Didn't know about FDR plan, though dismantling Germany probably leads to eternal discord through the former territories, no matter who grabs them, Europe never prospers. Plus,IMO, Germany had plenty of company in the blame game for WW 1, all had blood on their hands.
 
One of the great crimes that the Allies engaged in after WWII was the ethnic cleansing, most notably East of the Oder-Neisse line and in the Sudetenland. They did have a difficult choice, their acquiescence to Stalin over Eastern Poland necessitated either selling out Poland, going to war against the SU, or ethnic cleansing. They chose the last of the three.

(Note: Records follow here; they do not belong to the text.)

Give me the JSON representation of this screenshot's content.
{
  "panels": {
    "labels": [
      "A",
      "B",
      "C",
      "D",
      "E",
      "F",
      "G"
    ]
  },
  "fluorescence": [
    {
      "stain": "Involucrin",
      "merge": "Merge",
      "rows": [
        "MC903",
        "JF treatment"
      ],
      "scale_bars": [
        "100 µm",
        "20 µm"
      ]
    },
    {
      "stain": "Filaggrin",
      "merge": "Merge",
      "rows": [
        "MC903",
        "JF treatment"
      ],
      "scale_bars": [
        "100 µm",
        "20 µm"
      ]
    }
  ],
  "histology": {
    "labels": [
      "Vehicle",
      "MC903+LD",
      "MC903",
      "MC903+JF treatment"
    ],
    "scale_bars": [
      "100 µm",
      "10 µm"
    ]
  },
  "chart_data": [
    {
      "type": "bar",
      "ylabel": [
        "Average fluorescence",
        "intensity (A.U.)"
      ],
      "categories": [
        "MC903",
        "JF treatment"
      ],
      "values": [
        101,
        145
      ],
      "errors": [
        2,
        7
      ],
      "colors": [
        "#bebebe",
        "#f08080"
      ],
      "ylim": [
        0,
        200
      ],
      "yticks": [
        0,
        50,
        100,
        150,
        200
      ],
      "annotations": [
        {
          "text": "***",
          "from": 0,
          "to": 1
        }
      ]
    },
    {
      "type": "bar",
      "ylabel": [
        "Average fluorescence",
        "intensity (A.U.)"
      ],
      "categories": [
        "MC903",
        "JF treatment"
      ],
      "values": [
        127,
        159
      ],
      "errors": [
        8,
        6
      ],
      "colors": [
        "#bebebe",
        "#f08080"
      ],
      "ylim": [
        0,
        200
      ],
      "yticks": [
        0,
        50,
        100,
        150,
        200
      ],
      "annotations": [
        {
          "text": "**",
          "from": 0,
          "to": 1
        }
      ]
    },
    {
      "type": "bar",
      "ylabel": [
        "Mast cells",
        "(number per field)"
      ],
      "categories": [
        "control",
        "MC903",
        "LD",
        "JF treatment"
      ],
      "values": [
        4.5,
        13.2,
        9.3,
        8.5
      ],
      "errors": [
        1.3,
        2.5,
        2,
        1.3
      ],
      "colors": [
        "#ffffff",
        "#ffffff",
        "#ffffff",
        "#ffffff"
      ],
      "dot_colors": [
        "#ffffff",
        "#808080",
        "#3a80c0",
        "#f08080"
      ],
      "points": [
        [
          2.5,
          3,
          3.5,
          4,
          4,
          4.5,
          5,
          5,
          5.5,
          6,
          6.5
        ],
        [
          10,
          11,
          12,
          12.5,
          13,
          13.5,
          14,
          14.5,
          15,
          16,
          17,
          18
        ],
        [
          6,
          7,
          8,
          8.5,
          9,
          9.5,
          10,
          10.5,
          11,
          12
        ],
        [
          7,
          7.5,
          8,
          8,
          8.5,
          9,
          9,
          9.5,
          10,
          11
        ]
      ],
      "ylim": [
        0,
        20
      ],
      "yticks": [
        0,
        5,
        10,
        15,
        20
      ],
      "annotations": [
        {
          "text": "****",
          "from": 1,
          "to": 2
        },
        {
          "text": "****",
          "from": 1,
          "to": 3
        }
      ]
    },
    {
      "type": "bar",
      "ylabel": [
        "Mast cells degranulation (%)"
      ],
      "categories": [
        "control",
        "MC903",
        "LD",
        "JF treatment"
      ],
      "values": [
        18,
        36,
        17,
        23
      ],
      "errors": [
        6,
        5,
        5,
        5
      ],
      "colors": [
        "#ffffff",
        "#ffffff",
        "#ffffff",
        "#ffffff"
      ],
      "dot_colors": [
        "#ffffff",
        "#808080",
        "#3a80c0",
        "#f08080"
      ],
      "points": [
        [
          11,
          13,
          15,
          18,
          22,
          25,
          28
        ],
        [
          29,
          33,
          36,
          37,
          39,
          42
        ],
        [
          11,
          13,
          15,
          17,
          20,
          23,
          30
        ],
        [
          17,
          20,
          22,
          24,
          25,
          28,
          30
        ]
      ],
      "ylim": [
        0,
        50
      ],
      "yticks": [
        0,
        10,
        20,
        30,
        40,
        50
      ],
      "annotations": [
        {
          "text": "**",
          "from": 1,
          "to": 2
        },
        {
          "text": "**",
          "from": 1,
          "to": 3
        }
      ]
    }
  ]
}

Perhaps a WWII where the SU collapsed, or never became involved, but where Germany was eventually defeated by the WAllies, perhaps after the development of the atomic bomb, leading to a larger Germany, might make a permanent partition a more attractive proposition.

As I understand it, in 1939 or 1940, British troops were almost sent to Finland which would have created a formal state of war between between the UK & the SU. Or maybe the British & French reacted to the partition of Poland by declaring war on both Germany & the SU.
 
If the WAllies divide Germany in multiple states, Marshall Stalin will be happy to encourage the GDR to promote German reunification, either under the leadership of the SED or as a neutral "bourgeois-democratic" state.
 
Once the Cold War starts heating up, I see increasing pressure to fuse the states to provide a better frontline defense. You could break up Germany temporarily, but sooner or later the Soviets are going to flex, and there's going to be a need to form a bulwark against them. And the French sure as hell aren't going to agree to become the frontline state when there's, cynically speaking, perfectly good germans who can die and serve the role for them.
 
Austria managed as separate state outside Germamy, so its not impossible. South Germany (Bavaria, Baden, and Wurttenburg) had enough diffetent culture that can survive independently of West Germany.